Il faut toujours choisir une position de référence et ensuite une position thérapeutique :

• Deux positions de référence possibles :

- occlusion d'intercuspidie maximale (OIM) ;

- relation centrée (RC).

• Trois positions thérapeutiques possibles :

- occlusion d'intercuspidie maximale du patient ;

- nouvelle occlusion d'intercuspidie maximale initiale en relation centrée ;

- nouvelle occlusion d'intercuspidie maximale initiale en antéposition (en avant de la relation centrée).

Le choix de la position de référence s'impose pour chaque réalisation prothétique : la réponse peut être évidente, pratiquement instinctive, ou au contraire demander une réelle réflexion :

- si l'OIM est physiologique et si elle n'est pas affectée par le traitement envisagé, elle doit être conservée. L'objectif est alors d'intégrer la prothèse à l'OIM habituelle du patient afin de la renforcer. Dans ce cas, la position référence est forcément l'OIM, car il est difficile, voire impossible, d'enregistrer une relation articulaire de référence pour simuler une OIM au laboratoire ;

- si l'OIM n'est pas physiologique et qu'elle recèle un potentiel pathogène, il faut recréer une nouvelle OIM, en utilisant comme position de référence la relation articulaire de référence, la relation centrée.

Il est donc indispensable de définir l'OIM physiologique et à partir de quand le potentiel pathogène de l'OIM existante implique de la changer. Il faut également préciser les conditions musculo-articulaires permettant l'exploitation d'une relation articulaire de référence (RC), et la conduite à tenir si l'on doit utiliser la RC en présence d'un trouble musculo-articulaire.

Définition d'une OIM physiologique ou fonctionnelle : « Occlusion d'intercuspidie maximale adaptée à l'environnement et au vieillissement sans caractères pathogènes et assurant les fonctions occlusales de centrage et de calage. »

Elle peut être naturelle et n'avoir jamais été soumise à une modification thérapeutique importante (orthodontie, restauration étendue) ou résulter d'un traitement antérieur bien conduit. Il existe au minimum 3 couples pluricuspidés, répartis favorablement sur l'arcade. L'OIM s'établit habituellement de 2 à 3/10 de mm (< 1 mm) en avant de l'occlusion en relation centrée (ORC), sans déviation transversale appréciable cliniquement.

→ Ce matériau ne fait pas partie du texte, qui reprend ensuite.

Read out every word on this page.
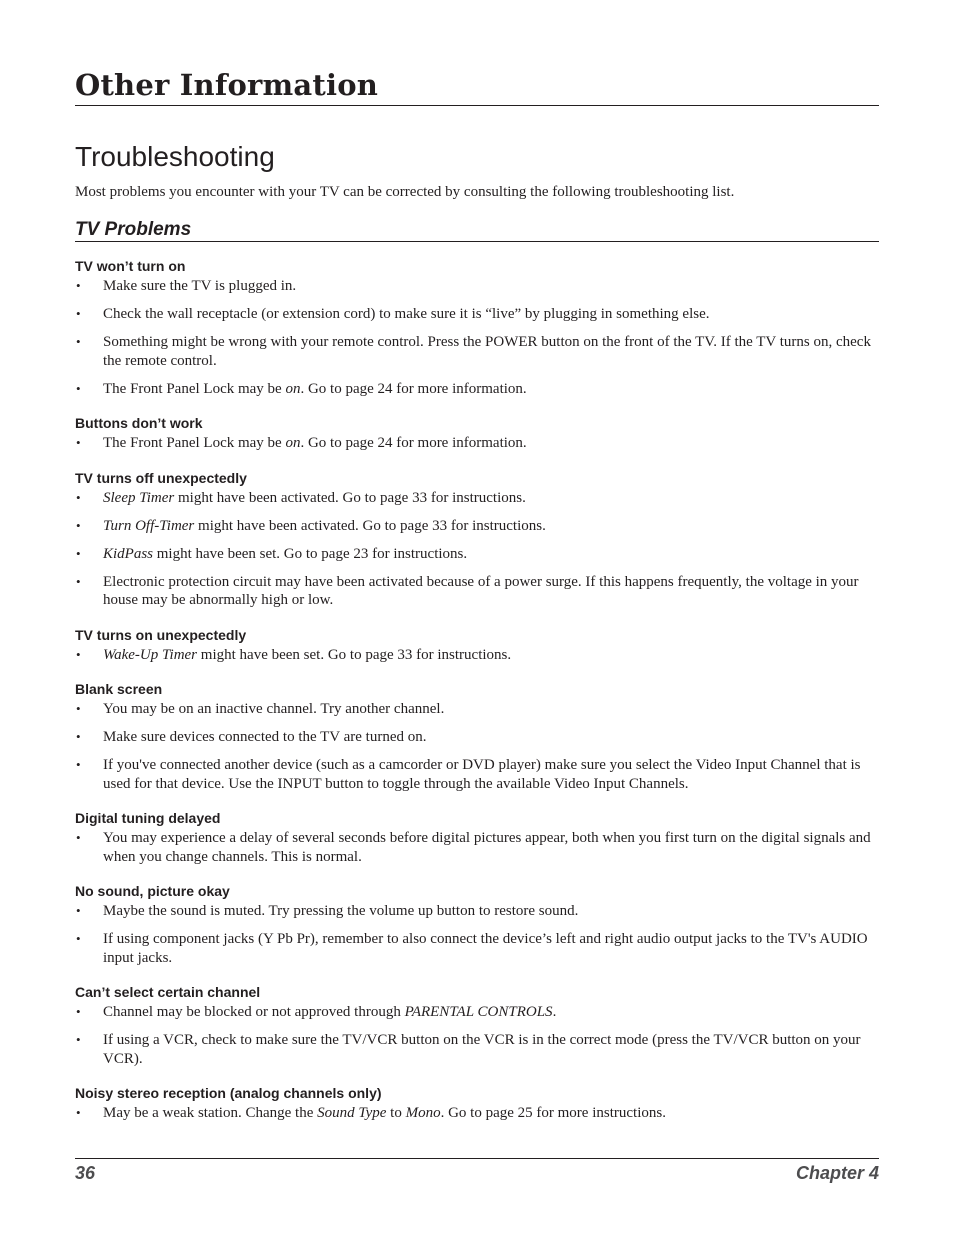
Other Information
Troubleshooting

Most problems you encounter with your TV can be corrected by consulting the following troubleshooting list.

TV Problems
TV won’t turn on
• Make sure the TV is plugged in.
• Check the wall receptacle (or extension cord) to make sure it is “live” by plugging in something else.
• Something might be wrong with your remote control. Press the POWER button on the front of the TV. If the TV turns on, check the remote control.
• The Front Panel Lock may be on. Go to page 24 for more information.
Buttons don’t work
• The Front Panel Lock may be on. Go to page 24 for more information.
TV turns off unexpectedly
• Sleep Timer might have been activated. Go to page 33 for instructions.
• Turn Off-Timer might have been activated. Go to page 33 for instructions.
• KidPass might have been set. Go to page 23 for instructions.
• Electronic protection circuit may have been activated because of a power surge. If this happens frequently, the voltage in your house may be abnormally high or low.
TV turns on unexpectedly
• Wake-Up Timer might have been set. Go to page 33 for instructions.
Blank screen
• You may be on an inactive channel. Try another channel.
• Make sure devices connected to the TV are turned on.
• If you've connected another device (such as a camcorder or DVD player) make sure you select the Video Input Channel that is used for that device. Use the INPUT button to toggle through the available Video Input Channels.
Digital tuning delayed
• You may experience a delay of several seconds before digital pictures appear, both when you first turn on the digital signals and when you change channels. This is normal.
No sound, picture okay
• Maybe the sound is muted. Try pressing the volume up button to restore sound.
• If using component jacks (Y Pb Pr), remember to also connect the device’s left and right audio output jacks to the TV's AUDIO input jacks.
Can’t select certain channel
• Channel may be blocked or not approved through PARENTAL CONTROLS.
• If using a VCR, check to make sure the TV/VCR button on the VCR is in the correct mode (press the TV/VCR button on your VCR).
Noisy stereo reception (analog channels only)
• May be a weak station. Change the Sound Type to Mono. Go to page 25 for more instructions.
36	Chapter 4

En théorie, chaque fois que l'OIM du patient s'écarte de cette définition, avant traitement ou au cours du traitement envisagé, l'OIM ne peut plus servir de position de référence : celle-ci doit être remplacée par la RC. En pratique, ce passage de l'OIM initiale à une nouvelle OIM en concordance avec la relation articulaire de référence implique une intervention occlusale étendue qui ne peut se justifier que par un bénéfice pour le patient supérieur au sacrifice consenti en termes de mutilation dentaire en particulier. Cette notion de rapport coût/bénéfice peut amener à conserver certaines OIM potentiellement pathogènes (dites occlusion de convenance) en connaissance de cause (voir les exemples de situations cliniques ci-après).

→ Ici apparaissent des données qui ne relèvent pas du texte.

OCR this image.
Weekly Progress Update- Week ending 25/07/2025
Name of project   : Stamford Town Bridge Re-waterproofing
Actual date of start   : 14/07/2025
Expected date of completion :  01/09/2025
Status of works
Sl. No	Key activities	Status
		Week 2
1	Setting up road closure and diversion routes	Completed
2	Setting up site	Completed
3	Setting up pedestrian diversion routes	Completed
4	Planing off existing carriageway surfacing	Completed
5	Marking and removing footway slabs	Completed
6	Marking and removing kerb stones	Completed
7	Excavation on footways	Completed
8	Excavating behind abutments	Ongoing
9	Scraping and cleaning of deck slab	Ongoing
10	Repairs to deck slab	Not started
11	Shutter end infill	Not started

De même, certaines conditions définissent l'existence d'une relation centrée : « Une coaptation bilatérale condylo-disco-temporale haute, simultanée, obtenue par contrôle non forcé, réitérative dans un temps donné et pour une posture corporelle donnée et enregistrable à partir d'un mouvement de rotation mandibulaire. »

Sa reproductibilité dépend de l'état physiopathologique de l'articulation temporo-mandibulaire (ATM) et des muscles masticateurs. Seuls des ATM et des muscles dans des conditions de fonction physiologique correspondent aux critères définis ci-dessus. Tout processus inflammatoire ou dégénératif en cours, empêchant la réalisation du mouvement axial terminal, rend instable (non reproductible) toute recherche de la relation centrée. Si tel est le cas, une position articulaire de référence dite « relation centrée stabilisée » pourra être retrouvée après thérapeutique occlusale initiale et servir alors de référence pour un traitement.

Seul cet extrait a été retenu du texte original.